Backcourt violation. Once the offense has brought the ball across the mid-court line, they cannot go back across the line during possession. If they do, the ball is awarded to the other team to pass inbounds.
Time restrictions. A player passing the ball inbounds has five seconds to pass the ball. If he does not, then the ball is awarded to the other team. Other time restrictions include the rule that a player cannot have the ball for more than five seconds when being closely guarded and, in some states and levels, shot-clock restrictions requiring a team to attempt a shot within a given time frame.
Offensive -- The center's goal is to get open for a pass and to shoot. They are also responsible for blocking defenders, known as picking or screening, to open other players up for driving to the basket for a goal. Centers are expected to get some offensive rebounds and put-backs.

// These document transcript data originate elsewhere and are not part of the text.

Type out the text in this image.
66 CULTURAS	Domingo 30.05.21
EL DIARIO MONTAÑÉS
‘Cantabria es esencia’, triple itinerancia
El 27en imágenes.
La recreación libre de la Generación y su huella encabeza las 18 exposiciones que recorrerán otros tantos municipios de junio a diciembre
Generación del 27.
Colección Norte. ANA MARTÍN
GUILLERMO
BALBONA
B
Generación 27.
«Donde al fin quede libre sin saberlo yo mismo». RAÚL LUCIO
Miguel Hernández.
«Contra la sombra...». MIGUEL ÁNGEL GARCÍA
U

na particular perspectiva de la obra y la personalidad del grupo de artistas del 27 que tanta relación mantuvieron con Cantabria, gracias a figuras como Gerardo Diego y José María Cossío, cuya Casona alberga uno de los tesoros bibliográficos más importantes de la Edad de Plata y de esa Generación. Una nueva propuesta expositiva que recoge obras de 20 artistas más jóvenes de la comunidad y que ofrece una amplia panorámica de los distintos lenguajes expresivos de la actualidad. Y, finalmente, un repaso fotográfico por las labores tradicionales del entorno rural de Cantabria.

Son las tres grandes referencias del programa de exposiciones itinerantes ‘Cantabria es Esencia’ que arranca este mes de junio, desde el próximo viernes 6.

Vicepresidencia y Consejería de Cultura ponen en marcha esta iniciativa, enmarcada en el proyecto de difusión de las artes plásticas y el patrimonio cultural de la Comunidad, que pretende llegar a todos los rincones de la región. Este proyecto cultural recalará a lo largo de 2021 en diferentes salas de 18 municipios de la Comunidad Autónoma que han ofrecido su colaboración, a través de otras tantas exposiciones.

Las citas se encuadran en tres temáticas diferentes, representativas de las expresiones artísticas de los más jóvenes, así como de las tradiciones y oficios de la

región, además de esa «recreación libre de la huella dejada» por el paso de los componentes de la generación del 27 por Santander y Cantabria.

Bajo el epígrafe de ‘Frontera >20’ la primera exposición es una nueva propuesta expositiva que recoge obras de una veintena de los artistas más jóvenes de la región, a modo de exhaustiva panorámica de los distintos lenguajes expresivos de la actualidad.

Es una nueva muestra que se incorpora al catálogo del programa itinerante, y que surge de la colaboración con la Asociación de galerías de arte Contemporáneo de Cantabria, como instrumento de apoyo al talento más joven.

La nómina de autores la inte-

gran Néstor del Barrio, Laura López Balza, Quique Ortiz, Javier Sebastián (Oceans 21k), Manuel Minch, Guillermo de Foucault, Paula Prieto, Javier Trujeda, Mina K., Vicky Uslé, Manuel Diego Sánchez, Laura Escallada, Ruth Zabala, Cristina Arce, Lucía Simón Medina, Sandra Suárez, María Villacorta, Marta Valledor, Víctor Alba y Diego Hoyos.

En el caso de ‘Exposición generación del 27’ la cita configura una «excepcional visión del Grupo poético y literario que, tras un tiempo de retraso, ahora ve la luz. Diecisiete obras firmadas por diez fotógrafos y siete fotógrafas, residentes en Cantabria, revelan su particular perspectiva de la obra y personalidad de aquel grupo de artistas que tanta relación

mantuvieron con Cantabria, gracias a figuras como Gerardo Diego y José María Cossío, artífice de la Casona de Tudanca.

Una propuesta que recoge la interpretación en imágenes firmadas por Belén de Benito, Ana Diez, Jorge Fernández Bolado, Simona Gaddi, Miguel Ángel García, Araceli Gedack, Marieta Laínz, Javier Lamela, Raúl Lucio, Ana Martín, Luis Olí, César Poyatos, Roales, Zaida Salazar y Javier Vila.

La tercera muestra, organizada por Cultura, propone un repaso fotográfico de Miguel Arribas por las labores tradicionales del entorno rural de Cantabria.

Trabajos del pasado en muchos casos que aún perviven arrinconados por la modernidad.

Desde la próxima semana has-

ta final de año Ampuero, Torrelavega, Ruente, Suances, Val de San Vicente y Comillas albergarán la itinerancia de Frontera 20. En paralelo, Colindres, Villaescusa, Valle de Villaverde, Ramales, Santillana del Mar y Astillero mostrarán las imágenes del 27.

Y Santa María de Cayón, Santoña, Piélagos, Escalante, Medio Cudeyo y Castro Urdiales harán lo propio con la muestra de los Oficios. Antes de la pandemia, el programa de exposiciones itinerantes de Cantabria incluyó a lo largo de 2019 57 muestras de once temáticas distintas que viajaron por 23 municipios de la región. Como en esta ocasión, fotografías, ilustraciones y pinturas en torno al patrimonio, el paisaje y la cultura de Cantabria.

Defensive -- On defense, the center's main responsibility is to keep opponents from shooting by blocking shots and passes in the key area. They also are expected to get a lot of rebounds because they're taller.
Forward. Your next tallest players will most likely be your forwards. While a forward may be called upon to play under the hoop, they may also be required to operate in the wings and corner areas.
Offensive -- Forwards are responsible to get free for a pass, take outside shots, drive for goals, and rebound.
Defensive -- Responsibilities include preventing drives to the goal and rebounding.
Guard. These are potentially your shortest players and they should be really good at dribbling fast, seeing the court, and passing. It is their job to bring the ball down the court and set up offensive plays.
Offensive -- Dribbling, passing, and setting up offensive plays are a guard's main responsibilities. They also need to be able to drive to the basket and to shoot from the perimeter.
Defensive -- On defense, a guard is responsible for stealing passes, contesting shots, preventing drives to the hoop, and for boxing out.
Please REMEMBER 99% of Burlington Basketball Players will only be Guard Height by Grade 12 at an elite level. This is why Burlington Basketball is committed to having all our players learn ALL positions and why we do not allow players to play exclusively in the key and under the basket.